Academia calls for preservation of Daetongsa Temple site

Posted May. 04, 2018 08:10,   

Updated May. 04, 2018 08:10


Ten South Korean academic societies of archeology and historical studies including Baekje Society are calling for preservation of the Daetongsa Temple Site in unison. The academic societies held a press conference on Thursday at the headquarters of Young Korean Academy in Jongno-gu, Seoul, and issued a statement to urge a complete investigation and preservation of the Daetongsa Temple of Baekje Era, which has been discovered dramatically in 1,500 years,” while demanding action plans on the part of the Cultural Heritage Administration (CHA) and the city government of Gongju of South Chungcheong Province to preserve the temple site.

It was during an excavation investigation conducted by Haneol Research Institute of Cultural Heritage in January into a construction site for traditional Korean housing at Banjuk-dong in the city of Gongju that the Daetongsa Temple site came to light for the first time. A roof tile with a part of the temple’s name printed on was dug up during the investigation. The findings drew a keen attention in the academia as they included a decorative tile on the ridge of the roof as well as a mud Buddhist statue, which can be found only in large-sized temples that served as national temples such as Wangheungsa Temple of Buyeo or Hwangryongsa Temple of Gyeongju.

The issue at hand is that the excavation site is scheduled to house large-sized traditional Korean houses.
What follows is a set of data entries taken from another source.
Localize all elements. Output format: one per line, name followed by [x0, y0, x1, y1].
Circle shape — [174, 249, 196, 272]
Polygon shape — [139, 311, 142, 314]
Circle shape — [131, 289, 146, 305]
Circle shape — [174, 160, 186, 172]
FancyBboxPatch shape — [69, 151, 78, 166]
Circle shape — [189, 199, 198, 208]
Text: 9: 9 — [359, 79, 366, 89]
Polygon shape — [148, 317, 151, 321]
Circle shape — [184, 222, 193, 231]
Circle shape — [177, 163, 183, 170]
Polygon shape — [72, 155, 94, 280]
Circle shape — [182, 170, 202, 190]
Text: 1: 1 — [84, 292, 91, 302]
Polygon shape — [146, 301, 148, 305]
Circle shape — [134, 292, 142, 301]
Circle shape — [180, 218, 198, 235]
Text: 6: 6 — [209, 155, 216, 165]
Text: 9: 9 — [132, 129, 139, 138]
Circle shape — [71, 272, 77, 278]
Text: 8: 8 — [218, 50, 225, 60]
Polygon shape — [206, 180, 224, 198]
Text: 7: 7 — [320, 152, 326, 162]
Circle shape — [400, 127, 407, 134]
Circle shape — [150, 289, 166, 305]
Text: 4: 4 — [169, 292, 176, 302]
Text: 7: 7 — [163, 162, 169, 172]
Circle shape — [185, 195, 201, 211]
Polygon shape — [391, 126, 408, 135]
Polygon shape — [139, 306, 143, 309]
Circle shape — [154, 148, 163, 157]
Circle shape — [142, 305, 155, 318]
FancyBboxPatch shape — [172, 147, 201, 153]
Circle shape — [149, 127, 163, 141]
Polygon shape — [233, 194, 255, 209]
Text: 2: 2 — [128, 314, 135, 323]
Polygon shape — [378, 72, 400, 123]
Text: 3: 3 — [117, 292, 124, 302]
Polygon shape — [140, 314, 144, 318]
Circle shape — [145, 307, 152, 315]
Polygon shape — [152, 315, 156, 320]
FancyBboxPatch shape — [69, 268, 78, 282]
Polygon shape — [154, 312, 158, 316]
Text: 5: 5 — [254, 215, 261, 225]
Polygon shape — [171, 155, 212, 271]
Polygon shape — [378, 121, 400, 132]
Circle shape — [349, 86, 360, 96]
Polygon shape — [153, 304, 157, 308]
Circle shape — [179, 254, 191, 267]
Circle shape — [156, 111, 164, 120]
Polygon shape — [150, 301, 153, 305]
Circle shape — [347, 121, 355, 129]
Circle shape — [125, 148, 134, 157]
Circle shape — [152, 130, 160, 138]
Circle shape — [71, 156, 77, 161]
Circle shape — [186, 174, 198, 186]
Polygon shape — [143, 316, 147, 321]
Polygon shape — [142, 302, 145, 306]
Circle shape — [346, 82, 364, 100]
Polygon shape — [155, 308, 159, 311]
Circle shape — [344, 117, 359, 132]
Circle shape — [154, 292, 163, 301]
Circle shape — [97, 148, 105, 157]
And the vicinity of the premises, which is presumed to be part of the temple’s site, is currently occupied with residential housing, making it impossible to launch an extensive investigation.

The academia argues that the relevant institutes including the CHA and local municipalities must step up their effort to designate the land as a historical site and purchase it for preservation. Last month, the CHA put together an eval‎uation panel for preservation to reach a conclusion on the necessity to preserve the site, but specific plans have yet to be figured out.